Longe vai o tempo no qual os poetas declaravam guerra às formas da tradição – como faziam algumas vanguardas do século XX – proclamando uma linguagem sem passado. Distante também estamos daqueles poetas “comprometidos” ou “engajados” que, na tentativa de dar voz ao povo e de acionar seu protesto, esqueciam, na maioria das vezes, a lição benjaminiana de que só existe engajamento politicamente correto quando a obra é esteticamente coerente [3]. Mas é bom lembrar: quando restrito apenas ao repertório cultural e às pesquisas lingüísticas, à utilização do domínio formal e à atitude crítica ou metalingüística, o poema pode resultar asséptico, frio. Parece carente de existência. Carência da própria existência que o criou?


A contemporaneidade sinaliza ser sua “letra” construída a partir das relações de alteridade, onde o diálogo entre o tempo e o espaço pesa. A inscrição desse olhar poético (uma proposta de visibilidade que possui na re-proposição da alteridade seu alvo), lê na “letra” contemporânea a possibilidade de construir a identidade celebrando a diferença. Com base nessas relações se produzem as formas, as linguagens, os discursos. Nessa problemática, a estrutura inter-subjetiva do sujeito contemporâneo invalida a maioria dos dogmas e procedimentos herdados do Humanismo e do moderno paradigma cartesiano que, ao isolar o corpo da mente, desdenhava o discurso sensorial.

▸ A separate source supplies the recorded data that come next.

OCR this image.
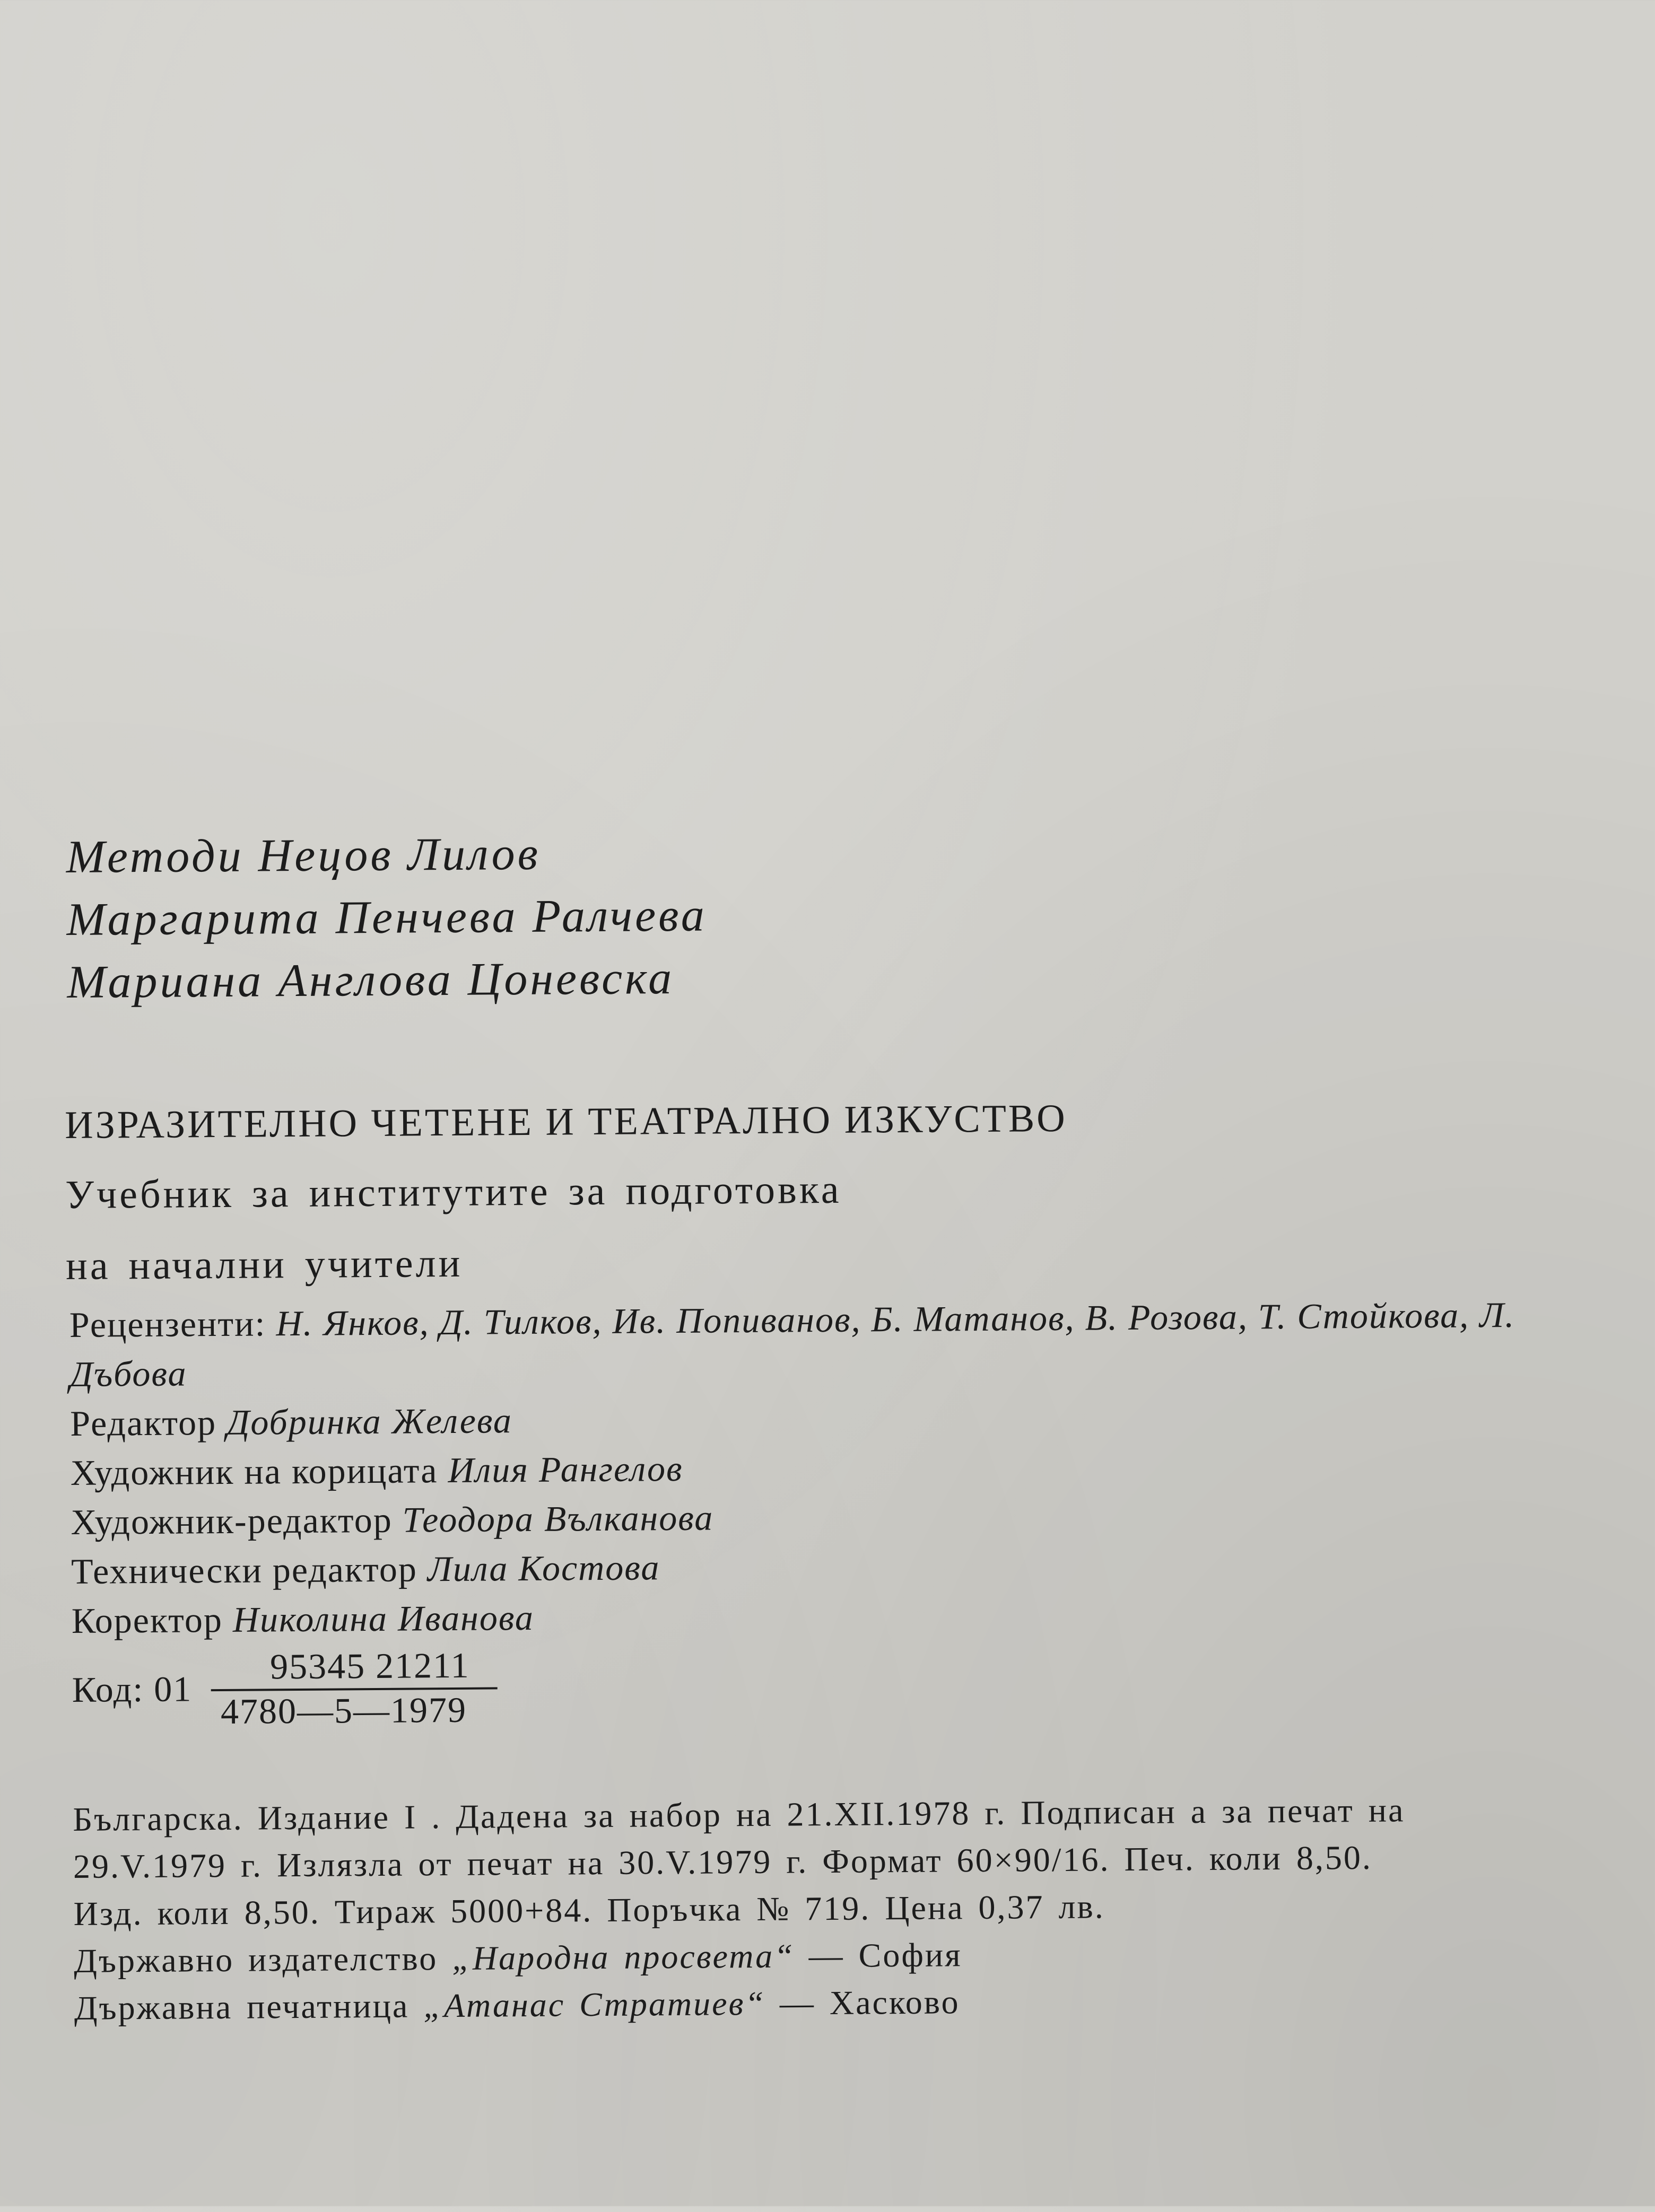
Методи Нецов Лилов
Маргарита Пенчева Ралчева
Мариана Англова Цоневска
ИЗРАЗИТЕЛНО ЧЕТЕНЕ И ТЕАТРАЛНО ИЗКУСТВО
Учебник за институтите за подготовка
на начални учители
Рецензенти: Н. Янков, Д. Тилков, Ив. Попиванов, Б. Матанов, В. Розова, Т. Стойкова, Л. Дъбова
Редактор Добринка Желева
Художник на корицата Илия Рангелов
Художник-редактор Теодора Вълканова
Технически редактор Лила Костова
Коректор Николина Иванова
Код: $01 \frac{95345 21211}{4780—5—1979}$
Българска. Издание I . Дадена за набор на 21.XII.1978 г. Подписан а за печат на
29.V.1979 г. Излязла от печат на 30.V.1979 г. Формат 60×90/16. Печ. коли 8,50.
Изд. коли 8,50. Тираж 5000+84. Поръчка № 719. Цена 0,37 лв.
Държавно издателство „Народна просвета“ — София
Държавна печатница „Атанас Стратиев“ — Хасково
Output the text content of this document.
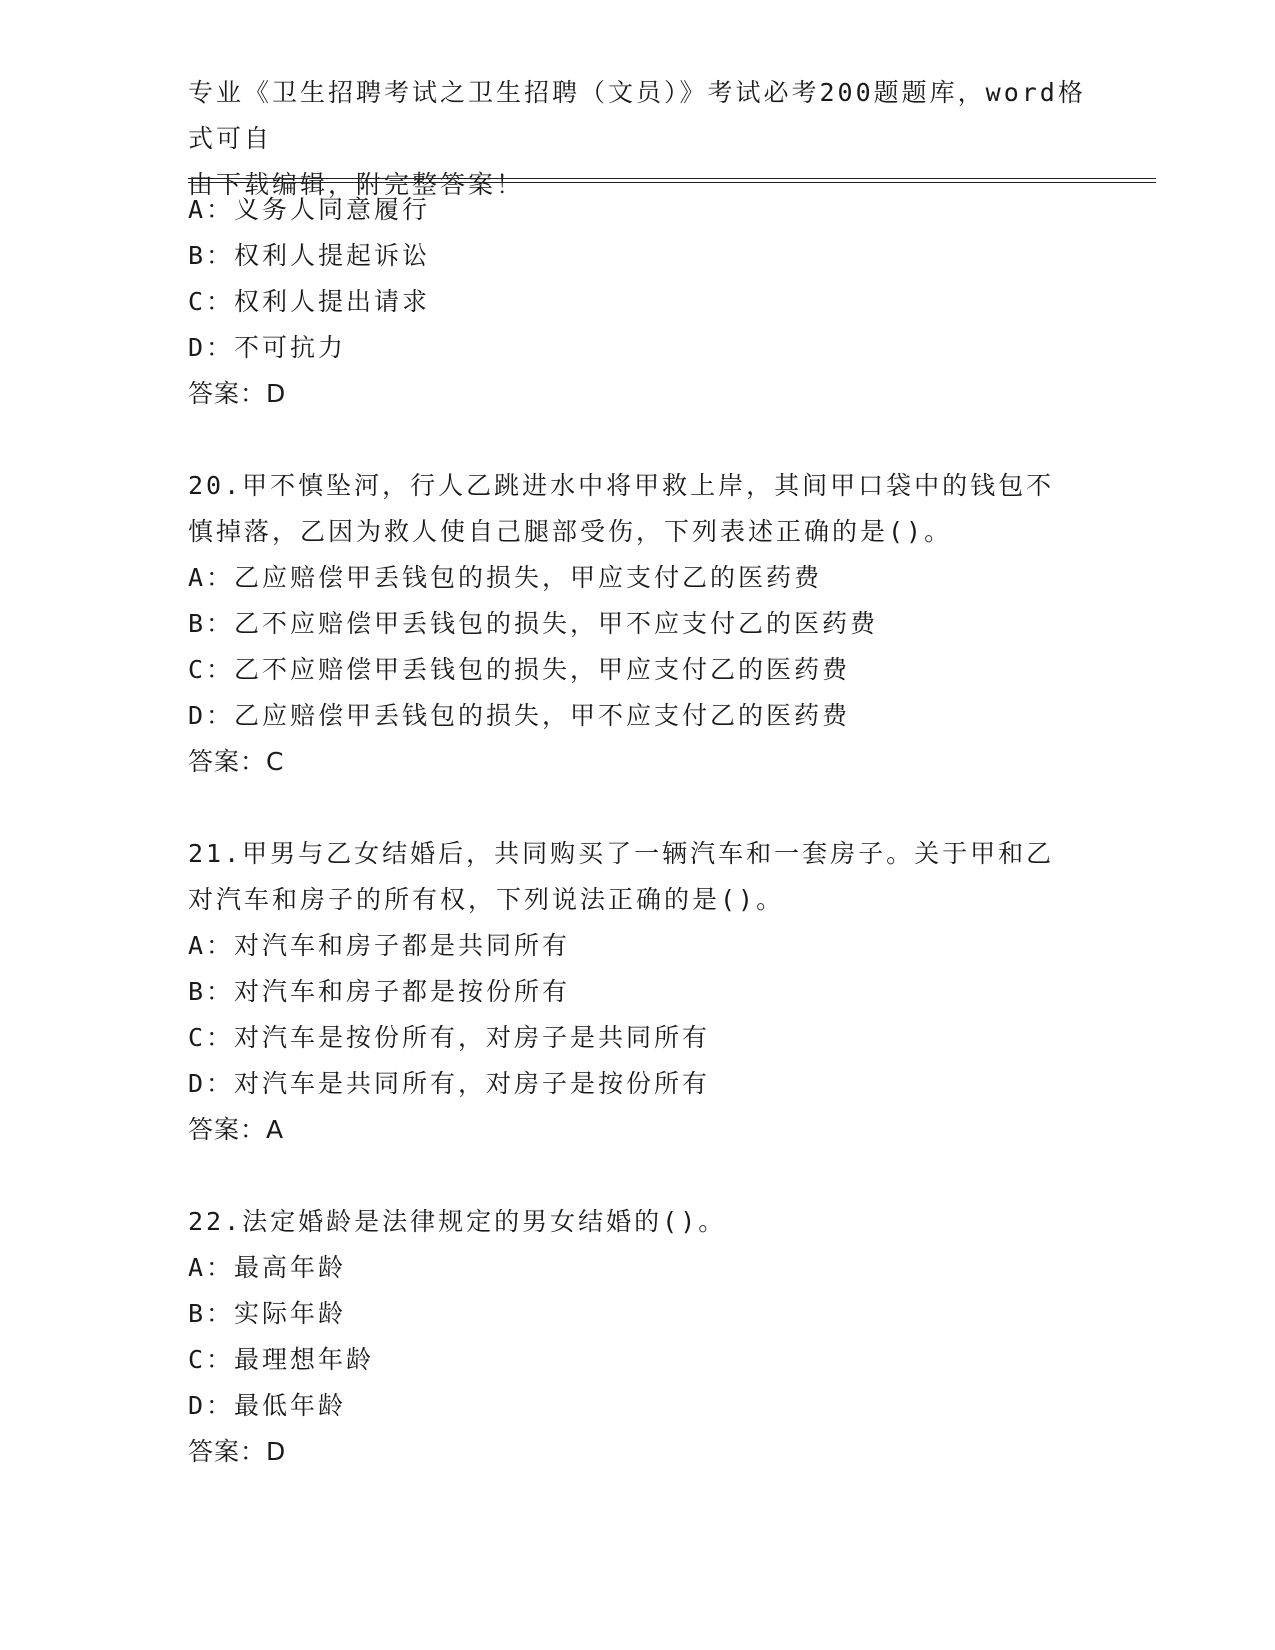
专业《卫生招聘考试之卫生招聘（文员）》考试必考200题题库，word格式可自
由下载编辑，附完整答案！

A：义务人同意履行
B：权利人提起诉讼
C：权利人提出请求
D：不可抗力
答案：D
20.甲不慎坠河，行人乙跳进水中将甲救上岸，其间甲口袋中的钱包不
慎掉落，乙因为救人使自己腿部受伤，下列表述正确的是()。
A：乙应赔偿甲丢钱包的损失，甲应支付乙的医药费
B：乙不应赔偿甲丢钱包的损失，甲不应支付乙的医药费
C：乙不应赔偿甲丢钱包的损失，甲应支付乙的医药费
D：乙应赔偿甲丢钱包的损失，甲不应支付乙的医药费
答案：C
21.甲男与乙女结婚后，共同购买了一辆汽车和一套房子。关于甲和乙
对汽车和房子的所有权，下列说法正确的是()。
A：对汽车和房子都是共同所有
B：对汽车和房子都是按份所有
C：对汽车是按份所有，对房子是共同所有
D：对汽车是共同所有，对房子是按份所有
答案：A
22.法定婚龄是法律规定的男女结婚的()。
A：最高年龄
B：实际年龄
C：最理想年龄
D：最低年龄
答案：D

Essa poética que não descarta a dimensão sensorial e credita o imaginário cotidiano ratifica a movência das formas e a “letra” alheia. Elege uma horizontalidade harmônica que acolhe a visão da superfície, dos detalhes em torno, e do que elas – as formas, as vozes da alteridade – engendram de possibilidades de leitura e escrita. Esse trânsito pela superfície nos possibilita adentrar o espaço literário com um pé na reflexão e um outro na modernidade dos fatos (a poesia está nos fatos, diz Oswald de Andrade; a reflexão também reside nos fatos, sugere Walter Benjamin, ao escrever que a construção da vida, no momento está muito mais no poder de fatos que de convicções [4]).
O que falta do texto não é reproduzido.